As to Top Gun’s return, Kummar thinks it’s a smart move by Paramount, one that should result in a profitable run, but nothing close to what the film did in 1986, when it was the top grossing movie with worldwide sales of nearly $354 million.

Good for the Region

Rob Dunson, president of the San Diego Film Commission, which worked with the film makers, was happy to hear about the re-release, which shows the city in a positive light.

“Anytime we can be connected to a positive and long-lasting entertainment as ‘Top Gun,’ it’s a great thing,” Dunson said. “It was a fabulous film when it was first created.”

He ranked Top Gun as the No. 1 movie associated with San Diego County, followed closely by “Some Like It Hot,” which was filmed partly at the Hotel del Coronado.

A business that stands to benefit from Top Gun’s return is Kansas City Barbeque, where a few scenes were shot. The restaurant continues to display a piano shown in the film and photos from the movie.

Martin Blair, who owns the downtown San Diego restaurant with his wife, Cindy, said it was a stroke of luck that landed his eatery in the movie. The crew was filming at Seaport Village and the location director came in and had a beer, and liked the bar’s interior. The movie was originally looking at doing the scene at a Del Mar bar.

“Their loss was our gain, I guess,” Blair said.

While Legend 3D maintained a silence around the pending release of “Top Gun,” the company founded in 2001 was in a rapid growth mode for much of the past two years as it took on a variety of conversion projects from the major studios.

Multimillion-Dollar Upgrades

In an email sent Sept. 14, Sandrew said the business invested “millions of dollars in R&D when preparing for ‘Transformers: Dark of the Moon.’ ” The upgrades in the form of a new suite of conversion tools gives Legend 3D a competitive edge in getting more work, Sandrew said.
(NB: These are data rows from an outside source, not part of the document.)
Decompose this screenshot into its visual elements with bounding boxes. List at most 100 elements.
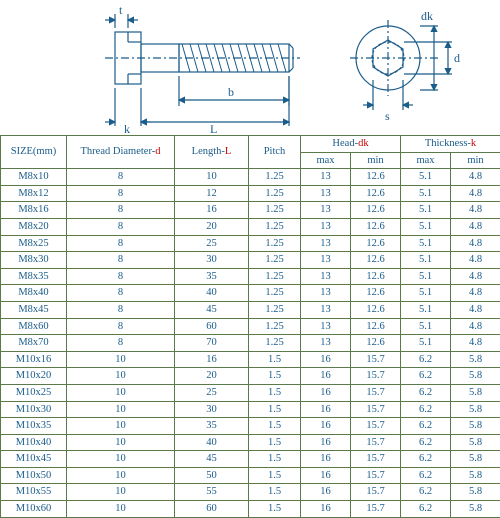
cell-d: 10 xyxy=(67,467,175,484)
cell-d: 8 xyxy=(67,169,175,186)
col-length: Length-L xyxy=(175,136,249,169)
cell-tmin: 4.8 xyxy=(451,335,500,352)
cell-d: 8 xyxy=(67,335,175,352)
table-row: M10x5510551.51615.76.25.8 xyxy=(1,484,500,501)
cell-hmax: 13 xyxy=(301,202,351,219)
cell-d: 8 xyxy=(67,185,175,202)
cell-tmin: 4.8 xyxy=(451,202,500,219)
cell-tmin: 5.8 xyxy=(451,467,500,484)
table-row: M10x3510351.51615.76.25.8 xyxy=(1,418,500,435)
cell-size: M8x35 xyxy=(1,268,67,285)
cell-tmin: 4.8 xyxy=(451,235,500,252)
cell-size: M10x40 xyxy=(1,434,67,451)
cell-tmax: 5.1 xyxy=(401,202,451,219)
cell-L: 55 xyxy=(175,484,249,501)
cell-L: 16 xyxy=(175,351,249,368)
cell-hmin: 15.7 xyxy=(351,351,401,368)
cell-hmin: 15.7 xyxy=(351,368,401,385)
cell-hmax: 16 xyxy=(301,351,351,368)
table-row: M10x1610161.51615.76.25.8 xyxy=(1,351,500,368)
table-row: M10x2010201.51615.76.25.8 xyxy=(1,368,500,385)
cell-d: 10 xyxy=(67,501,175,518)
cell-L: 30 xyxy=(175,252,249,269)
cell-d: 10 xyxy=(67,384,175,401)
cell-pitch: 1.25 xyxy=(249,252,301,269)
cell-tmax: 5.1 xyxy=(401,335,451,352)
table-row: M8x708701.251312.65.14.8 xyxy=(1,335,500,352)
cell-size: M10x16 xyxy=(1,351,67,368)
cell-hmax: 16 xyxy=(301,484,351,501)
cell-size: M8x60 xyxy=(1,318,67,335)
cell-d: 8 xyxy=(67,252,175,269)
cell-L: 20 xyxy=(175,218,249,235)
cell-size: M8x10 xyxy=(1,169,67,186)
cell-hmin: 12.6 xyxy=(351,218,401,235)
cell-L: 60 xyxy=(175,318,249,335)
cell-tmax: 5.1 xyxy=(401,318,451,335)
cell-size: M8x25 xyxy=(1,235,67,252)
cell-size: M10x20 xyxy=(1,368,67,385)
table-row: M8x128121.251312.65.14.8 xyxy=(1,185,500,202)
cell-hmax: 13 xyxy=(301,285,351,302)
cell-L: 20 xyxy=(175,368,249,385)
table-row: M8x408401.251312.65.14.8 xyxy=(1,285,500,302)
table-row: M8x608601.251312.65.14.8 xyxy=(1,318,500,335)
label-k: k xyxy=(124,122,130,135)
cell-size: M8x20 xyxy=(1,218,67,235)
table-row: M10x4010401.51615.76.25.8 xyxy=(1,434,500,451)
cell-hmin: 12.6 xyxy=(351,185,401,202)
header-row-1: SIZE(mm) Thread Diameter-d Length-L Pitc… xyxy=(1,136,500,153)
cell-hmin: 12.6 xyxy=(351,318,401,335)
table-body: M8x108101.251312.65.14.8M8x128121.251312… xyxy=(1,169,500,517)
cell-pitch: 1.5 xyxy=(249,351,301,368)
table-row: M8x258251.251312.65.14.8 xyxy=(1,235,500,252)
cell-L: 16 xyxy=(175,202,249,219)
col-size: SIZE(mm) xyxy=(1,136,67,169)
cell-tmin: 4.8 xyxy=(451,185,500,202)
table-row: M10x4510451.51615.76.25.8 xyxy=(1,451,500,468)
cell-size: M10x25 xyxy=(1,384,67,401)
cell-tmax: 6.2 xyxy=(401,467,451,484)
cell-tmax: 5.1 xyxy=(401,185,451,202)
cell-tmax: 6.2 xyxy=(401,434,451,451)
cell-size: M8x45 xyxy=(1,301,67,318)
cell-L: 70 xyxy=(175,335,249,352)
cell-hmin: 15.7 xyxy=(351,484,401,501)
cell-hmin: 12.6 xyxy=(351,202,401,219)
col-thk-max: max xyxy=(401,152,451,169)
cell-L: 35 xyxy=(175,418,249,435)
cell-tmax: 6.2 xyxy=(401,451,451,468)
cell-pitch: 1.5 xyxy=(249,368,301,385)
cell-d: 10 xyxy=(67,368,175,385)
cell-L: 25 xyxy=(175,384,249,401)
cell-d: 10 xyxy=(67,351,175,368)
cell-pitch: 1.5 xyxy=(249,434,301,451)
cell-tmin: 4.8 xyxy=(451,268,500,285)
cell-hmin: 12.6 xyxy=(351,169,401,186)
cell-hmax: 13 xyxy=(301,268,351,285)
cell-hmax: 13 xyxy=(301,185,351,202)
cell-size: M8x70 xyxy=(1,335,67,352)
cell-pitch: 1.25 xyxy=(249,202,301,219)
cell-tmin: 5.8 xyxy=(451,418,500,435)
cell-d: 8 xyxy=(67,218,175,235)
screw-diagram: t d dk k L b s xyxy=(0,0,500,135)
cell-size: M8x40 xyxy=(1,285,67,302)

Other big productions that Legend has worked on include “Alice in Wonderland,” “Conan the Barbarian,” all of the “Shrek” movies, “The Green Lantern,” and “The Pirates of the Caribbean: on Stranger Tides.”

The 3-D conversion work entails painstaking, detailed changes to images, with some of the more mundane and formulaic work being farmed out to Legend’s satellite production plant in Patna, India, where it now has about 350 workers.

At one point this year, Legend had about 1,000 employees, but it has gone through several layoffs this year that reduced the total workforce to about 650, including some 300 at its local headquarters, according to the company. The firm doesn’t reveal revenue or profits, but Sandrew said earlier this year that its 2010 revenue was 400 percent above what it was in 2009.